Kenya conservation news – Increasing conflict between humans and wildlife

JUMBOS BREAK FENCES, ESCAPE PARKS IN SEARCH OF WATER AND FOOD

News emerged overnight from Kenya that several ‘jumbo hotspots’ were giving the Kenya Wildlife Service headaches, of how to contain elephants which in search of food and water are leaving reserves and parks, causing havoc for nearby villages.

Reports from Kwale, near the Shimba Hills National Park, speak of broken fences, brought down by elephant groups driven by instincts developed over time immemorial, seeking other food and water sources when they cannot find sustenance within the reserve itself, while near Voi, Tsavo East National Park, homesteads were destroyed by marauding elephant also seeking food as drought once again strikes.

Only weeks ago did several hundred elephant break out of Tsavo West and had to be driven back into the park by a combined ground force of KWS and the use of helicopters overhead, while in other reserves under KWS management the animals required water and food to keep them ‘inside’ and avoid yet greater human – wildlife conflict.

Growing human populations combine with shrinking wildlife habitat, and when the traditional migration routes are then cut off by fenced farms and residential developments like between the Nairobi National Park and the Athi plains, or between Northern Kenya’s wildlife areas, the Laikipia plains, Mt. Kenya and the Aberdares’, the problems become all too real and all too pressing.
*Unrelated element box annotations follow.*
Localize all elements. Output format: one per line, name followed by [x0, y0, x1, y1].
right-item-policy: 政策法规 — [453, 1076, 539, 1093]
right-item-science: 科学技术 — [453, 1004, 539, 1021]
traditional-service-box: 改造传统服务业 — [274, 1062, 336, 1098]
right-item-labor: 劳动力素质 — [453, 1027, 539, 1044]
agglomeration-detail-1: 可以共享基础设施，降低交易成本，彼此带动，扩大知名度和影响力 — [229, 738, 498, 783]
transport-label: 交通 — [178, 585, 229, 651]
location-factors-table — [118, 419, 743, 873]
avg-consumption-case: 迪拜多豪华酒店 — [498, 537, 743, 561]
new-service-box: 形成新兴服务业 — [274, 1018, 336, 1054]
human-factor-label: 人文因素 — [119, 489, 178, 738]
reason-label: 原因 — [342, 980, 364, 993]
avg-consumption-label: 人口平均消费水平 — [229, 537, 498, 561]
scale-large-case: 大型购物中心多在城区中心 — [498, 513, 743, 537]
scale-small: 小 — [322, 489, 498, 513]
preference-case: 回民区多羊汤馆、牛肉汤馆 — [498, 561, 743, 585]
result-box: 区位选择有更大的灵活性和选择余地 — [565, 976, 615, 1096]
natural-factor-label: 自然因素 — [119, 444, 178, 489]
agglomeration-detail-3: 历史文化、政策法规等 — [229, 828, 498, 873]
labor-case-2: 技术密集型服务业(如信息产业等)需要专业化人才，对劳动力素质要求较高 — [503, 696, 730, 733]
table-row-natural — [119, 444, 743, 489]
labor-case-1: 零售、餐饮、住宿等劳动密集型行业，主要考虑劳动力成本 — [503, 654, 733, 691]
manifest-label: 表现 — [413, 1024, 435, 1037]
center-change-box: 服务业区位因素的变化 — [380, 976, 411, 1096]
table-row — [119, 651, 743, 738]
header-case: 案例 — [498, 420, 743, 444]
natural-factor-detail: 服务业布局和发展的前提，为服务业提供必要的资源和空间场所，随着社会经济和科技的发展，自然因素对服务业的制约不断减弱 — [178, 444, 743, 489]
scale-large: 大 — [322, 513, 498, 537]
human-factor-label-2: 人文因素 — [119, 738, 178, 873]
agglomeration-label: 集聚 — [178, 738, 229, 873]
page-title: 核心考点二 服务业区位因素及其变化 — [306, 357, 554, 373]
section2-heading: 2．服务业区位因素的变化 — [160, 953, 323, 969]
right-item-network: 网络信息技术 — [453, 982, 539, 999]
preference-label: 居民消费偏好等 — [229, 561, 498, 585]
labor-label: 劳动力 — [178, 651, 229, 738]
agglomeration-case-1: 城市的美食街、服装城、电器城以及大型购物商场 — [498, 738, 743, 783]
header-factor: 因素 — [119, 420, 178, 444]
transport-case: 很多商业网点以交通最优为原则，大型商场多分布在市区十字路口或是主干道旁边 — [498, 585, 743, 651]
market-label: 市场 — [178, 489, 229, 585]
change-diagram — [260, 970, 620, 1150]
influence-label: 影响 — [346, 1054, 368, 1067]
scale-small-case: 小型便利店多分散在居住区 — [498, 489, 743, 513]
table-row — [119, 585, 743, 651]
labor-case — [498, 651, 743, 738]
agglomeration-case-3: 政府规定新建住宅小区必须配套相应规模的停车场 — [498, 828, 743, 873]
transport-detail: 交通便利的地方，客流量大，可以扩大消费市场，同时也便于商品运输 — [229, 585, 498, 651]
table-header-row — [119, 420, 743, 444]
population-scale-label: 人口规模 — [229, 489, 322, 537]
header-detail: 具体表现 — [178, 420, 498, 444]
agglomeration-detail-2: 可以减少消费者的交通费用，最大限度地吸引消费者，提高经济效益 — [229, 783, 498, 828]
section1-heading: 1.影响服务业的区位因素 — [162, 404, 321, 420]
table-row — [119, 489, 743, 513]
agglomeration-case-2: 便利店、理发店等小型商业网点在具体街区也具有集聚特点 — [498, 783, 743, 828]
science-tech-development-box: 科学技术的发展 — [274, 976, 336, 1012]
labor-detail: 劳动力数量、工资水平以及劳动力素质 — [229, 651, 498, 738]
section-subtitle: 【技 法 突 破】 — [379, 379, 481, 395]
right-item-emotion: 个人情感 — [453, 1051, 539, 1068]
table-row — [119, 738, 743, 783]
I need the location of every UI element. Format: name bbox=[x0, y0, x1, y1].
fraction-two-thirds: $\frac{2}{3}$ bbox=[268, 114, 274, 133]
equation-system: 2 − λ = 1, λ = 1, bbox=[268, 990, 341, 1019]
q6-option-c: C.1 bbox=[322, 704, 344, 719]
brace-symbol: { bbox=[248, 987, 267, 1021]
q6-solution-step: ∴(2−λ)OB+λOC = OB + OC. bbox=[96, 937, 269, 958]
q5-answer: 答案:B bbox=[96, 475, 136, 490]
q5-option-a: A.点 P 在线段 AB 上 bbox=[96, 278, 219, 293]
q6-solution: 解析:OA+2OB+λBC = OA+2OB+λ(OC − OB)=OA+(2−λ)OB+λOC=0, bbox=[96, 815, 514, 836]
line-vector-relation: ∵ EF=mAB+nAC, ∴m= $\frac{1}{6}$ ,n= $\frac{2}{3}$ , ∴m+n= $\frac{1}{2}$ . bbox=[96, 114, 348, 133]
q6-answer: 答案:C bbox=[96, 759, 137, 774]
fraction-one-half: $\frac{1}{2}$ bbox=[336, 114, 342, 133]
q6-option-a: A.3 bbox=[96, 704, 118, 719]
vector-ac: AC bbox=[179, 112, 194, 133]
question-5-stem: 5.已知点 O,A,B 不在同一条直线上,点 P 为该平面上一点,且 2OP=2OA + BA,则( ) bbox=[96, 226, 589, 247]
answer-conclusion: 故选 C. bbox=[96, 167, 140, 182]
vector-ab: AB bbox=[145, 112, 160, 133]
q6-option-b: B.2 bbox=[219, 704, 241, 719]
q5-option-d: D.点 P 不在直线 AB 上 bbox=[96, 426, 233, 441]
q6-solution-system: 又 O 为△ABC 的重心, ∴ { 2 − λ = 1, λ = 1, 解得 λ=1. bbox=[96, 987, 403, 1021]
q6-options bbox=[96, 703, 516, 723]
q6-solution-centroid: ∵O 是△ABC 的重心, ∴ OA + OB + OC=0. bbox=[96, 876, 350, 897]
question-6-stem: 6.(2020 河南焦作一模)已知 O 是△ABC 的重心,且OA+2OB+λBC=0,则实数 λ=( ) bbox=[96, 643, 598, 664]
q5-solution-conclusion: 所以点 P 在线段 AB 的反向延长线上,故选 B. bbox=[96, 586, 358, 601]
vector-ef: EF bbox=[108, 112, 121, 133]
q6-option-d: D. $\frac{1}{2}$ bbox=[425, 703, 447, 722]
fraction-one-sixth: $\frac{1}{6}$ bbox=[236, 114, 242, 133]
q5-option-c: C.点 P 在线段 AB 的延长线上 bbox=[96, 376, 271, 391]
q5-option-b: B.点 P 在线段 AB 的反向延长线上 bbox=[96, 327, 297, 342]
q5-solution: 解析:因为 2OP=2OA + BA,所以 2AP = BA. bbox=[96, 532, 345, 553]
Under current law KWS must compensate, as must incidentally other wildlife management bodies across the entire East African region, farmers for loss of crops, other damages to homesteads and for injuries and loss of life, but unless solutions are found to preserve the region’s rich wildlife heritage, a cornerstone for the tourism industry, and address the human population explosion, these problems are only bound to escalate.